Aku hanya seorang gadis yang tidur beralas duri,

Pedih menusuk hingga air mataku seakan tak pernah kering untuk menangisinya.

Pigura yang membingkai kenangan manisku dengannya kurengkuh erat dalam tidurku,

Berharap agar mimpiku akan semanis seperti aku mengulang kembali kenangan di dalamnya.

 

Was that your last call?

*

 

AUTHOR POV

 

Seoul, 18 Februari

 

DDRRTT… DRRTT…

Jung Soo Jin membuka mata dengan berat. Ia terbangun karena suara dering ponsel mengusik tidurnya. Sambil mengerjapkan mata, Soo Jin meraba-raba meja di samping tempat tidur, berusaha menemukan ponsel yang bergetar.
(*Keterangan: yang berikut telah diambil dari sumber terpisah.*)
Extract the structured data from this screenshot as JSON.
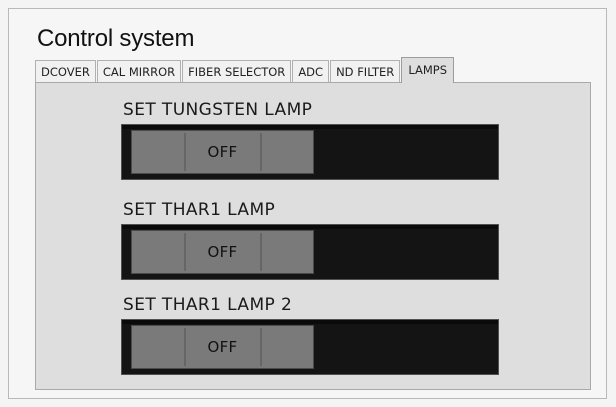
{
  "app": {
    "title": "Control system"
  },
  "tabs": [
    {
      "label": "DCOVER",
      "active": false
    },
    {
      "label": "CAL MIRROR",
      "active": false
    },
    {
      "label": "FIBER SELECTOR",
      "active": false
    },
    {
      "label": "ADC",
      "active": false
    },
    {
      "label": "ND FILTER",
      "active": false
    },
    {
      "label": "LAMPS",
      "active": true
    }
  ],
  "lamps": [
    {
      "label": "SET TUNGSTEN LAMP",
      "state": "OFF"
    },
    {
      "label": "SET THAR1 LAMP",
      "state": "OFF"
    },
    {
      "label": "SET THAR1 LAMP 2",
      "state": "OFF"
    }
  ]
}
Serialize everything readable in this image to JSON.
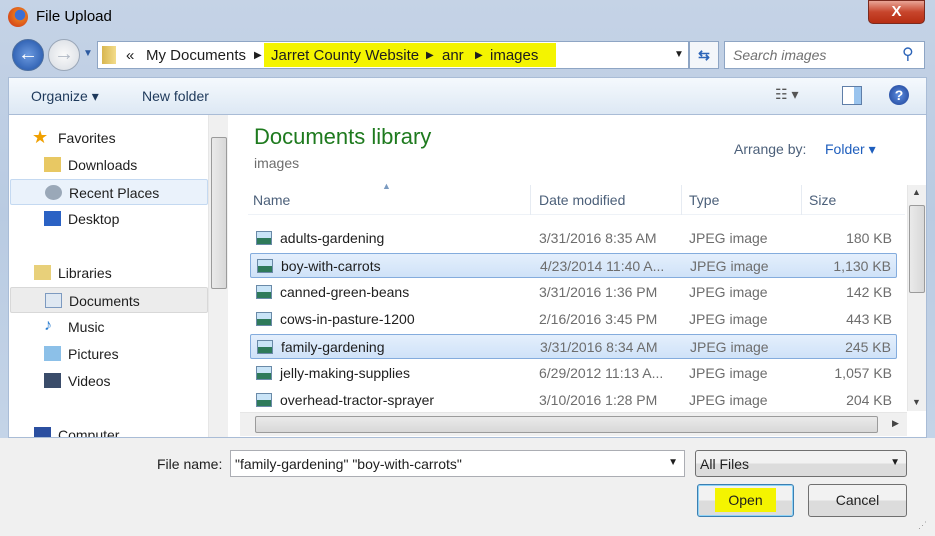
{
  "window": {
    "title": "File Upload",
    "close": "X"
  },
  "address": {
    "overflow": "«",
    "crumbs": [
      "My Documents",
      "Jarret County Website",
      "anr",
      "images"
    ]
  },
  "search": {
    "placeholder": "Search images"
  },
  "toolbar": {
    "organize": "Organize ▾",
    "new_folder": "New folder"
  },
  "nav": {
    "favorites": "Favorites",
    "downloads": "Downloads",
    "recent": "Recent Places",
    "desktop": "Desktop",
    "libraries": "Libraries",
    "documents": "Documents",
    "music": "Music",
    "pictures": "Pictures",
    "videos": "Videos",
    "computer": "Computer"
  },
  "library": {
    "title": "Documents library",
    "subtitle": "images",
    "arrange_label": "Arrange by:",
    "arrange_value": "Folder ▾"
  },
  "columns": {
    "name": "Name",
    "date": "Date modified",
    "type": "Type",
    "size": "Size"
  },
  "files": [
    {
      "name": "adults-gardening",
      "date": "3/31/2016 8:35 AM",
      "type": "JPEG image",
      "size": "180 KB",
      "selected": false
    },
    {
      "name": "boy-with-carrots",
      "date": "4/23/2014 11:40 A...",
      "type": "JPEG image",
      "size": "1,130 KB",
      "selected": true
    },
    {
      "name": "canned-green-beans",
      "date": "3/31/2016 1:36 PM",
      "type": "JPEG image",
      "size": "142 KB",
      "selected": false
    },
    {
      "name": "cows-in-pasture-1200",
      "date": "2/16/2016 3:45 PM",
      "type": "JPEG image",
      "size": "443 KB",
      "selected": false
    },
    {
      "name": "family-gardening",
      "date": "3/31/2016 8:34 AM",
      "type": "JPEG image",
      "size": "245 KB",
      "selected": true
    },
    {
      "name": "jelly-making-supplies",
      "date": "6/29/2012 11:13 A...",
      "type": "JPEG image",
      "size": "1,057 KB",
      "selected": false
    },
    {
      "name": "overhead-tractor-sprayer",
      "date": "3/10/2016 1:28 PM",
      "type": "JPEG image",
      "size": "204 KB",
      "selected": false
    }
  ],
  "footer": {
    "filename_label": "File name:",
    "filename_value": "\"family-gardening\" \"boy-with-carrots\"",
    "filter": "All Files",
    "open": "Open",
    "cancel": "Cancel"
  },
  "colors": {
    "highlight": "#f4f400",
    "library_title": "#1e7a1e",
    "link": "#1e5ebd"
  }
}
PRAAK!! Ponsel Soo Jin terjatuh ke lantai, masih dengan kondisi bergetar. Soo Jin berdecak malas. Mau tak mau ia bangun untuk memungutnya.

“Yeoboseyo…” gumam Soo Jin sambil menguap.

“Soo Jin-a, kau meneleponiku semalam?” sapa suara di seberang. Soo Jin sangat mengenal suara berat ini. Biasanya ia akan menjerit senang begitu menerima telepon dari pemilik suara ini. Tapi tidak sekarang. Soo Jin sudah dibuat kesal karena suprise tengah malam yang direncanakannya matang-matang gagal.

“Tentu saja aku menghubungimu! Kenapa kau tidak mengangkat teleponku?” gerutu Soo Jin dengan suara serak.

“Ah… Mianhae. Aku benar-benar lelah semalam.”

“Chang Min Oppa, kapan kau punya waktu untukku? Sadarkah oppa kita tidak terlihat seperti sepasang kekasih?”

Chang Min tertegun, diam-diam mengiyakan ucapan Soo Jin.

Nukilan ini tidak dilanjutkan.